In ensuring that EHRs serve future health care needs, it also falls on developers to think about how to “build humanity into our systems.”12 There are a few examples of this including, empathetic chatbots that respond with “I’m sorry that this has happened to you” instead of “Thank you for your feedback.”13 Another solution is allowing patients to record their names to be stored in the EHR to help clinicians pronounce their patients’ names properly, thus helping health care professionals practice culturally humble care and rebuild patient trust.14 Ensuring patient portals are available in different languages to improve equitable access to patient health information is another potential solution.

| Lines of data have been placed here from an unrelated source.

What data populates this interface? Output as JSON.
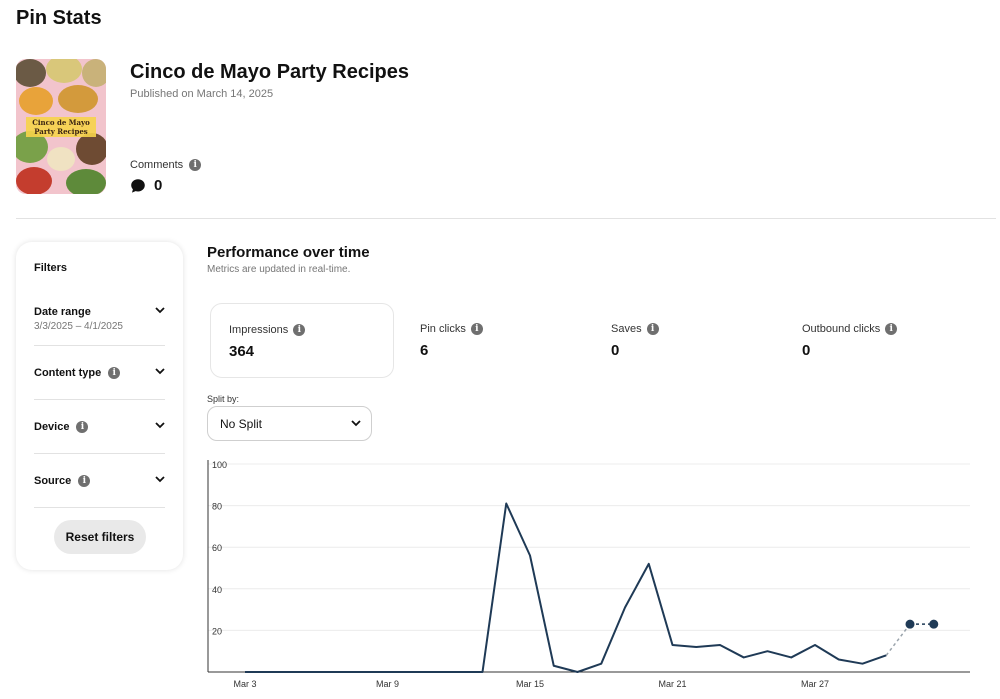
{
  "page": {
    "title": "Pin Stats"
  },
  "pin": {
    "title": "Cinco de Mayo Party Recipes",
    "published": "Published on March 14, 2025",
    "thumbnail_caption": "Cinco de Mayo Party Recipes",
    "comments": {
      "label": "Comments",
      "value": "0"
    }
  },
  "filters": {
    "title": "Filters",
    "items": [
      {
        "label": "Date range",
        "value": "3/3/2025 – 4/1/2025",
        "info": false
      },
      {
        "label": "Content type",
        "value": "",
        "info": true
      },
      {
        "label": "Device",
        "value": "",
        "info": true
      },
      {
        "label": "Source",
        "value": "",
        "info": true
      }
    ],
    "reset_label": "Reset filters"
  },
  "performance": {
    "title": "Performance over time",
    "subtitle": "Metrics are updated in real-time.",
    "metrics": [
      {
        "label": "Impressions",
        "value": "364"
      },
      {
        "label": "Pin clicks",
        "value": "6"
      },
      {
        "label": "Saves",
        "value": "0"
      },
      {
        "label": "Outbound clicks",
        "value": "0"
      }
    ],
    "split": {
      "label": "Split by:",
      "value": "No Split"
    }
  },
  "colors": {
    "line": "#1f3a56",
    "accent_dot": "#1f3a56",
    "grid": "#ececec"
  },
  "chart_data": {
    "type": "line",
    "ylim": [
      0,
      100
    ],
    "yticks": [
      20,
      40,
      60,
      80,
      100
    ],
    "xtick_labels": [
      "Mar 3",
      "Mar 9",
      "Mar 15",
      "Mar 21",
      "Mar 27"
    ],
    "x": [
      "Mar 3",
      "Mar 4",
      "Mar 5",
      "Mar 6",
      "Mar 7",
      "Mar 8",
      "Mar 9",
      "Mar 10",
      "Mar 11",
      "Mar 12",
      "Mar 13",
      "Mar 14",
      "Mar 15",
      "Mar 16",
      "Mar 17",
      "Mar 18",
      "Mar 19",
      "Mar 20",
      "Mar 21",
      "Mar 22",
      "Mar 23",
      "Mar 24",
      "Mar 25",
      "Mar 26",
      "Mar 27",
      "Mar 28",
      "Mar 29",
      "Mar 30",
      "Mar 31",
      "Apr 1"
    ],
    "values": [
      0,
      0,
      0,
      0,
      0,
      0,
      0,
      0,
      0,
      0,
      0,
      81,
      56,
      3,
      0,
      4,
      31,
      52,
      13,
      12,
      13,
      7,
      10,
      7,
      13,
      6,
      4,
      8,
      23,
      23
    ],
    "projected_from_index": 27
  }
}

Approaching EHRs with human- and equity-centered design approaches could lead to a host of improved outcomes. A few of the improvements include, reduced time spent documenting, a better understanding of the patient’s medical history, a stronger patient/clinician relationship, less clinician burnout, more engaged health care consumers, and less stress in sometimes difficult health care interactions.
Interviewees also noted that a focus on prevention and wellness will be essential moving forward. As John Glaser writes, “the electronic health record must transition from an emphasis on a person’s medical record to an emphasis on a person’s plan for health.”15 Rather than recording what a patient is encountering, the EHR should help the clinician plan a course of action to improve the patient’s health or keep them healthy. This could include a library of care plans, personalized algorithms, care team support, interoperability, decision support, and analytics, and support the transition to value-based care. A person with well-managed diabetes, for example, would have a different care plan than that of a person with diabetes who needs more support. Survey respondents seemed keen on this idea as two-thirds of respondents are looking to enhance clinical decision support and advanced diagnostics for their clinicians in the next three to five years. In addition, 50% of respondents plan to invest in advanced analytics and machine learning that suggest a course of treatment and automate some of the steps.